Demand for 5-year fixed rate remortgages has fallen to its lowest point proportionally since July 2017, conveyancing service provider, LMS found.
Five-year fixed rate remortgages fell to 37% of the market in February – down from 45% in the previous month.
The decline has been driven by more consumers opting for cheaper 2-year fixed rate deals to balance out the cost of November’s base rate rise.
The proportion of borrowers choosing fixed two-year remortgages has increased to 24% in February, up from 22% the month before. This is the highest level of two-year fixed rate remortgaging in seven months.
2-year fixed remortgages are available with an average fixed rate of 2.35% in February.
Nick Chadbourne, chief executive of LMS, said: “Consumer interest in fixed 5-year deals has dipped as many borrowers opt for the lower rates on offer from two-year products.
“This is a significant shift from what we’ve seen in recent months, suggesting the popularity of five-year deals may have peaked.
“The move towards 2-year deals is likely a result of borrowers offsetting the cost of November’s base rate increase by switching to a shorted fixed rate period when they remortgage.
“Few borrowers will want to risk a variable rate mortgage with potential increases to the base rate likely to be on the way later this year, but with incomes squeezed, demand for longer term fixed deals has slipped.”

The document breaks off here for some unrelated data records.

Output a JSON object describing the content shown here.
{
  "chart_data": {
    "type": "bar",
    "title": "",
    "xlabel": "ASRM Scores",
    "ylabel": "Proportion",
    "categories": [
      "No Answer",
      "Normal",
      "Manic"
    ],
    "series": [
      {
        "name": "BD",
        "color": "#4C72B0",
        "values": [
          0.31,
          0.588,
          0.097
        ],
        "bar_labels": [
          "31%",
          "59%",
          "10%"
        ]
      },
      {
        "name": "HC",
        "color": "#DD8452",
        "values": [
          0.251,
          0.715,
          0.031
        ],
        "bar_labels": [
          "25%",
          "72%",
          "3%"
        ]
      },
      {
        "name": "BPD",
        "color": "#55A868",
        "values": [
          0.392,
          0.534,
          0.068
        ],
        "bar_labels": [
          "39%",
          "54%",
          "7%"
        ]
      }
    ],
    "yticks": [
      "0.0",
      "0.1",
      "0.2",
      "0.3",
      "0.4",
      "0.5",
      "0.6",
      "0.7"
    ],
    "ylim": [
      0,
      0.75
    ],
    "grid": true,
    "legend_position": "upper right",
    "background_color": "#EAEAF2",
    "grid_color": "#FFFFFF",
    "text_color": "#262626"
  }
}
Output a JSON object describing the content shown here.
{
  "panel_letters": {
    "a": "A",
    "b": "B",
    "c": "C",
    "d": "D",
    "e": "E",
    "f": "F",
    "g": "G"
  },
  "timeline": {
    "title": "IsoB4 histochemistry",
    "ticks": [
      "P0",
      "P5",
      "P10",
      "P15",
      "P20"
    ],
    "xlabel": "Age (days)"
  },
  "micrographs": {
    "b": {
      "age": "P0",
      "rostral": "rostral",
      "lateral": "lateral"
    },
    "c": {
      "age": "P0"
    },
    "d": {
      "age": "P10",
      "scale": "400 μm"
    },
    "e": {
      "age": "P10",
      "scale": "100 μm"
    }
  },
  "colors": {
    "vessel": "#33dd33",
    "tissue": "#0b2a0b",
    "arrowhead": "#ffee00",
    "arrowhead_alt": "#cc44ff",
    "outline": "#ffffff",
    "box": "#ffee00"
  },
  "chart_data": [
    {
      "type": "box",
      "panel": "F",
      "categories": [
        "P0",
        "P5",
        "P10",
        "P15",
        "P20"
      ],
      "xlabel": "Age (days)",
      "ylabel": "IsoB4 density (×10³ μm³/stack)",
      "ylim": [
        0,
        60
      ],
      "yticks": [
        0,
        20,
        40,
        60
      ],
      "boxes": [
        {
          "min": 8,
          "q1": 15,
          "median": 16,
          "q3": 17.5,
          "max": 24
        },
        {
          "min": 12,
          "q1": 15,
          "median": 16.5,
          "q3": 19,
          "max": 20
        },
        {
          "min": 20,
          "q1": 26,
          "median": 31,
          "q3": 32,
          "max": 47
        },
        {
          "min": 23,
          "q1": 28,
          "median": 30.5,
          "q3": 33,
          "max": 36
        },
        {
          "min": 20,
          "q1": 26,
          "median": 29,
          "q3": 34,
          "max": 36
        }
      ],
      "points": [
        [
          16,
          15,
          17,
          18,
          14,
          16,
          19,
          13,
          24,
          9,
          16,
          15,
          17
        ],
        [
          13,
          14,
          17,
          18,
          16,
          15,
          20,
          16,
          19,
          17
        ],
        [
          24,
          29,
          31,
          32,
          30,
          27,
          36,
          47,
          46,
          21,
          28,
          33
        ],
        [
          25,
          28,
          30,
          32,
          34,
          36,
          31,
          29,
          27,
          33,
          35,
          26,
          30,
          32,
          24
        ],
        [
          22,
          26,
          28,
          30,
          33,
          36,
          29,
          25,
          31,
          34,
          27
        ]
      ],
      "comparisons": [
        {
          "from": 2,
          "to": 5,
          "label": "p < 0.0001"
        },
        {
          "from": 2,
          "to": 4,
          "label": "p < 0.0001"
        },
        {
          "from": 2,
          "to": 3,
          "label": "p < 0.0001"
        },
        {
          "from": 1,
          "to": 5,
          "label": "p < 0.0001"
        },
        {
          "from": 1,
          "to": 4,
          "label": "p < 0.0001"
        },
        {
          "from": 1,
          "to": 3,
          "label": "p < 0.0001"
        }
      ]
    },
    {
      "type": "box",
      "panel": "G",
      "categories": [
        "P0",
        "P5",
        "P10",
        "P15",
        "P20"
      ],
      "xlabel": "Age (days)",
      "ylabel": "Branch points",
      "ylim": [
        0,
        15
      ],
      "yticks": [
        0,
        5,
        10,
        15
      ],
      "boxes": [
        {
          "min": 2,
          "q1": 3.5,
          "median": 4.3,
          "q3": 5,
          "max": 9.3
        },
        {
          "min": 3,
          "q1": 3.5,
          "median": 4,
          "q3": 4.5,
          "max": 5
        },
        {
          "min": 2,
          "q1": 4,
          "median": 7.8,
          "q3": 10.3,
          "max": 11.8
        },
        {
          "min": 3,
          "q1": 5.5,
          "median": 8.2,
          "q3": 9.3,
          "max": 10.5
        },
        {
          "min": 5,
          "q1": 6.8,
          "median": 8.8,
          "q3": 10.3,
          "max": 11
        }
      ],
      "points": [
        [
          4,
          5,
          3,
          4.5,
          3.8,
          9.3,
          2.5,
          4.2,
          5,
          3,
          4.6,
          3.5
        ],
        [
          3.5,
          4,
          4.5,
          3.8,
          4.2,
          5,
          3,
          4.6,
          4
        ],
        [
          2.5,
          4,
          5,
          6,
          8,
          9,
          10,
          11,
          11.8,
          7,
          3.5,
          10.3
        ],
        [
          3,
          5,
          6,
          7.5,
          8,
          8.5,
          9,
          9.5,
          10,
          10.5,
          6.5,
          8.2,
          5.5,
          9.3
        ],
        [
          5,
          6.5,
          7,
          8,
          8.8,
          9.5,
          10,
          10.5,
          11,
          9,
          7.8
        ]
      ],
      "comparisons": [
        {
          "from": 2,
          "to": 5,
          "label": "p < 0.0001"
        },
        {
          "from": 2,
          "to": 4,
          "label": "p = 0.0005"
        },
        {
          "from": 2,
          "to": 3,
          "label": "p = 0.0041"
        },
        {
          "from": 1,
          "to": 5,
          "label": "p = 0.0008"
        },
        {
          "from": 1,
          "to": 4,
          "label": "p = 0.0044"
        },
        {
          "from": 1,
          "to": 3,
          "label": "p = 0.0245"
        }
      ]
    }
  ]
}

However Robert Owen, managing director, mortgages and bridging, United Trust Bank, found the news unexpected.
He said: “I’m surprised- I would’ve expected to see an increased demand for longer-term fixes. Looking ahead there’s speculation and indication that interest rates will rise in the next six months
“I would anticipate one or two increases this year and I would further say the product to counteract that would be longer-term fixes, but the length is dependent on the advice the person receives.”
Homeowners are now prepared to remortgage more frequently to get a better deal. In February 2017, 17% of borrowers expected to remortgage again in eight years’ time, but one year later, just 10% of borrowers expected to wait this long.
Meanwhile, 39% of borrowers are planning to refinance in five to six years’ time, up 11% from February 2017.
The long-term shift towards more regular remortgaging can be seen in the surge in total remortgage lending which reached a 9-year high in January, increasing by 20.3% year-on-year
Nick Chadbourne added: “In the short-term, reports of Bank England’s upcoming rate increase is putting pressure on homeowners to move away SVR and remortgage sooner rather than later.
“The longer term increase in lending is due to borrowers being more aware of the potential savings on offer through remortgaging. There is now much more information on the deals available to borrowers from brokers as well as price comparison sites.
“The record high volumes of remortgage seen at the end of 2017 illustrates the ongoing challenge of developing a smoother, more efficient process.
“At LMS, we’re continuing to strive to deliver improvements with innovative technology such as ECOT. These improvements will provide all stakeholders within the conveyancing process more efficient methods of transacting.”